Page MenuHomePhabricator

P1144 "Trivially relocatable" (3/3): optimize std::vector and std::swap for trivially relocatable types
Needs ReviewPublic

Authored by Quuxplusone on Sep 12 2019, 2:51 PM.

Details

Summary

Part 0/3 is D50119: it adds __has_extension(__is_trivially_relocatable) to the compiler.
Part 1/3 is D61761: it implements the library traits and algorithms mandated by P1144.
Part 2/3 is D63620: it implements Quality-of-Implementation features to warrant certain std library types as "trivially relocatable."
Part 3/3 is D67524: it implements Quality-of-Implementation features to optimize certain std library functions for better performance on types that have been warranted "trivially relocatable."

This patch has no ABI implications (or if it does, that's a bug, please tell me about it).

Notes on optimizations that I've made for https://p1144.godbolt.org/z/q2N_Ln but which are not part of this patch:

  • std::any can be made trivially relocatable, by changing _IsSmallObject to be false for non-trivially-relocatable types. However, that would break ABI.

Diff Detail

Repository
rCXX libc++

Event Timeline

Quuxplusone created this revision.Sep 12 2019, 2:51 PM

Note: std::is_constant_evaluated() is implemented and you can use __libcpp_is_constant_evaluated before C++2a.

I'm going to play around with this patch (and the others) a bit. Then, I can give a more full review.

include/memory
1614

Maybe leave a comment about what the various overloads mean.

Also, maybe add a default value (in case we want to use this outside of std::vector in the future).

5760

Nit: it might be less confusing to just use ::allocator_type.

5770

The more we can use _And the better. That way, at some point in the future, we can create an __and builtin type trait and improve build performance a bit.

include/vector
479

We don't need to do this anymore! Every compiler that we support supports rvalues (I think).

Quuxplusone marked 3 inline comments as done.Sep 12 2019, 7:32 PM
Quuxplusone added inline comments.
include/memory
1614

Defaulted function arguments are the devil.
I consider it a benefit that now it's impossible to call __construct_forward without explicitly saying whether you want to use memcpy or not; this is because the call to __construct_forward will usually be followed by a call to __destroy_at_end, and the final parameter to both calls must agree (or else you might call a constructor without the matching destructor, or vice versa).

Adding a comment is a good idea, but I'm not sure the best place to put it. Incidentally, in a previous revision I'd had something like

template<class X, class UseMemcpy>
static void foo(X x, UseMemcpy) { ... }
template<class X>
static void foo(X x, false_type) { ... }

where the first overload matches true_type; but that was unnecessary, error-prone, and not really any less confusing, so I trashed it.

5760

This is actually doing SFINAE on the value of __is_uncustomized — which in user-defined specializations of allocator_traits will either be absent (if they went from scratch) or have the wrong value (if they derived from allocator_traits<allocator<T>> to fill in the boilerplate).
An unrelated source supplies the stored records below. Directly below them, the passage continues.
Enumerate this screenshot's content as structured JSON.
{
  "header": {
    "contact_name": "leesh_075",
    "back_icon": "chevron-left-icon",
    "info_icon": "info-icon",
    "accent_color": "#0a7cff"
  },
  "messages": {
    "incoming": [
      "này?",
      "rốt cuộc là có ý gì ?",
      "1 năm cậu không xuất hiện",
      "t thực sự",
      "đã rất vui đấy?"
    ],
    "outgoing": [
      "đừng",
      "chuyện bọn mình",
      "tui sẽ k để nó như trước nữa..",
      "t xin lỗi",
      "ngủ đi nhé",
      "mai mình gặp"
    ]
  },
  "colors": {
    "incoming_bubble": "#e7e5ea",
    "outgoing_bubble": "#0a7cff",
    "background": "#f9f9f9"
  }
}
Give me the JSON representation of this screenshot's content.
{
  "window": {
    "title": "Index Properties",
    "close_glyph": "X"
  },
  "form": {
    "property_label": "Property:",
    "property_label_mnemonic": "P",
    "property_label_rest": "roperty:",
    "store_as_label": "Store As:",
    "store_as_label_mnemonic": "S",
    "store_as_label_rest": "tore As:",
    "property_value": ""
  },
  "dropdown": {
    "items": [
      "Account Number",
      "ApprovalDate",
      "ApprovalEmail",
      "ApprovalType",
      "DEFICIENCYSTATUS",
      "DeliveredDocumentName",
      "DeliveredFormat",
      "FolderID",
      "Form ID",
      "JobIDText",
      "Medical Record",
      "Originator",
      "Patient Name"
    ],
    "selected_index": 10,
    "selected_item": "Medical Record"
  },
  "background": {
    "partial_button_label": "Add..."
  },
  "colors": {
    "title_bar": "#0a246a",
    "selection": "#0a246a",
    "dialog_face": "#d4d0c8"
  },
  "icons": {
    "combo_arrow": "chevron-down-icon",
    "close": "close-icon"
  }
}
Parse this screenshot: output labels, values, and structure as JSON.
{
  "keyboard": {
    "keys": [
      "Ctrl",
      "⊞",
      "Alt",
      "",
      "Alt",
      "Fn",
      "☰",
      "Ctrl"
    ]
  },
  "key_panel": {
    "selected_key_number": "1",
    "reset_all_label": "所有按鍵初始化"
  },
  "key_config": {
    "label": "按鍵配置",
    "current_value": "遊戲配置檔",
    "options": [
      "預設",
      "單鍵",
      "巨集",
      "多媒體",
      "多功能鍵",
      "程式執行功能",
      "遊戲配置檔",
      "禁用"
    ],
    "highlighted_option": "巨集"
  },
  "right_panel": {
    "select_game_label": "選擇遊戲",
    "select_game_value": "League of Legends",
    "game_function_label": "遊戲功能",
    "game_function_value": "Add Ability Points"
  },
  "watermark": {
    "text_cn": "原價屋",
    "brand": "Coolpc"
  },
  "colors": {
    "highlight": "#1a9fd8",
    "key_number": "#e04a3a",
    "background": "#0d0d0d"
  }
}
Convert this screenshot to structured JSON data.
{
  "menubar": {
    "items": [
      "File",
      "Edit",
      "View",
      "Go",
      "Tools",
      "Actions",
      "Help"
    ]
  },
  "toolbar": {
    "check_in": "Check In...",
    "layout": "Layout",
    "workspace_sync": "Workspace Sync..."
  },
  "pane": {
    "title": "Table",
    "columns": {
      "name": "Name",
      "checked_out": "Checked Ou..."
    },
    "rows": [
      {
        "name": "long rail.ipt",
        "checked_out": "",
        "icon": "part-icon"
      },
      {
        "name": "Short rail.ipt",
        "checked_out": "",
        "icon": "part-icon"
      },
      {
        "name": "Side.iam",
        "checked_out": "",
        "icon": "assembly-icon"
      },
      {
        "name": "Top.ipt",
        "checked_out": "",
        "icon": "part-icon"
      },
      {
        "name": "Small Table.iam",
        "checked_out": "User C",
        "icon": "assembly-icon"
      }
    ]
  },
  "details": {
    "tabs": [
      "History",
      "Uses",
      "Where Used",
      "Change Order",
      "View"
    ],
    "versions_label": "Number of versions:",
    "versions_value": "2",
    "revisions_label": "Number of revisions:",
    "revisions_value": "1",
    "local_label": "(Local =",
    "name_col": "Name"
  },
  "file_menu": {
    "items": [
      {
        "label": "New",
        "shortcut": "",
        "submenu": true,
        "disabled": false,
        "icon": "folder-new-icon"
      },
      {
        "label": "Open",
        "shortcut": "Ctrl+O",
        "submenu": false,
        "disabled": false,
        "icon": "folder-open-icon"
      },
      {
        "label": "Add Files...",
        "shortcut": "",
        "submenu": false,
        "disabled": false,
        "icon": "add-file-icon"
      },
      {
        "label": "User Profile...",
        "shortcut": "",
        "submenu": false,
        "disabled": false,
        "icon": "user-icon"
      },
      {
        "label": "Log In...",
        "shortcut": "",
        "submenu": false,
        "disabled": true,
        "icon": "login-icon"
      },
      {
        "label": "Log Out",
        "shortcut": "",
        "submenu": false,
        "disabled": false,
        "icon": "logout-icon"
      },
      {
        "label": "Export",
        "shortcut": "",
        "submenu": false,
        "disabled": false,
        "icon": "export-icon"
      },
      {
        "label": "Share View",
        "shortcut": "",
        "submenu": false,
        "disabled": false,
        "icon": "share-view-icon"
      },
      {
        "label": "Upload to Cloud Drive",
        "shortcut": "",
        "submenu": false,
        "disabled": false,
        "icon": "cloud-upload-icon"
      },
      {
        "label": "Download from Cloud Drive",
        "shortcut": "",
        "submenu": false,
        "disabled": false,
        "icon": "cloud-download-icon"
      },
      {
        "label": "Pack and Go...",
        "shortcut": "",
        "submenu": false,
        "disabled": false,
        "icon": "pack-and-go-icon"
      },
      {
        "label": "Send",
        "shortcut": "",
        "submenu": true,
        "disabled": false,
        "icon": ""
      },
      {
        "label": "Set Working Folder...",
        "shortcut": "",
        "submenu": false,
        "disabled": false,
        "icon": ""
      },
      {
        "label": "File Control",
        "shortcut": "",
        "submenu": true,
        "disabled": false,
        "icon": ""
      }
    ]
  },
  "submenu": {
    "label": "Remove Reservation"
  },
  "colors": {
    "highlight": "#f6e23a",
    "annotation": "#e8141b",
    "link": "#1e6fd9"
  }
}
The __has_trivial_construct part of this patch is a watered-down version of D49317. For now and maybe forever, libc++ wisely doesn't permit users to specialize allocator_traits. (See https://quuxplusone.github.io/blog/2018/07/14/traits-classes/ .)
So I guess it would be fine for me to eliminate __has_customized_allocator_traits from this patch.

include/vector
479

I think you're right, but then I'm confused by the similar code on the return type of move_if_noexcept (in trunk). What does _Tp&& mean, in C++03 mode? Is it a synonym for const _Tp&? If so, why does move_if_noexcept need that ifndef?

template <class _Tp>
inline _LIBCPP_INLINE_VISIBILITY _LIBCPP_CONSTEXPR_AFTER_CXX11
#ifndef _LIBCPP_CXX03_LANG
typename conditional
<
    !is_nothrow_move_constructible<_Tp>::value && is_copy_constructible<_Tp>::value,
    const _Tp&,
    _Tp&&
>::type
#else  // _LIBCPP_CXX03_LANG
const _Tp&
#endif
move_if_noexcept(_Tp& __x) _NOEXCEPT
{
    return _VSTD::move(__x);
}
zoecarver added inline comments.Sep 13 2019, 9:38 AM
include/vector
479

Clang supports rvalues in C++03 mode. So it will work just like in C++11 mode. move_if_noexcept probably just hasn't been updated. Example: https://godbolt.org/z/L2CJQa

Address most of @zoecarver's review comments. (Haven't looked into _And yet.)
Since __libcpp_is_constant_evaluated() is usable, use it in std::swap. (This passes all the test cases for swap, including the constexpr ones! Hooray!)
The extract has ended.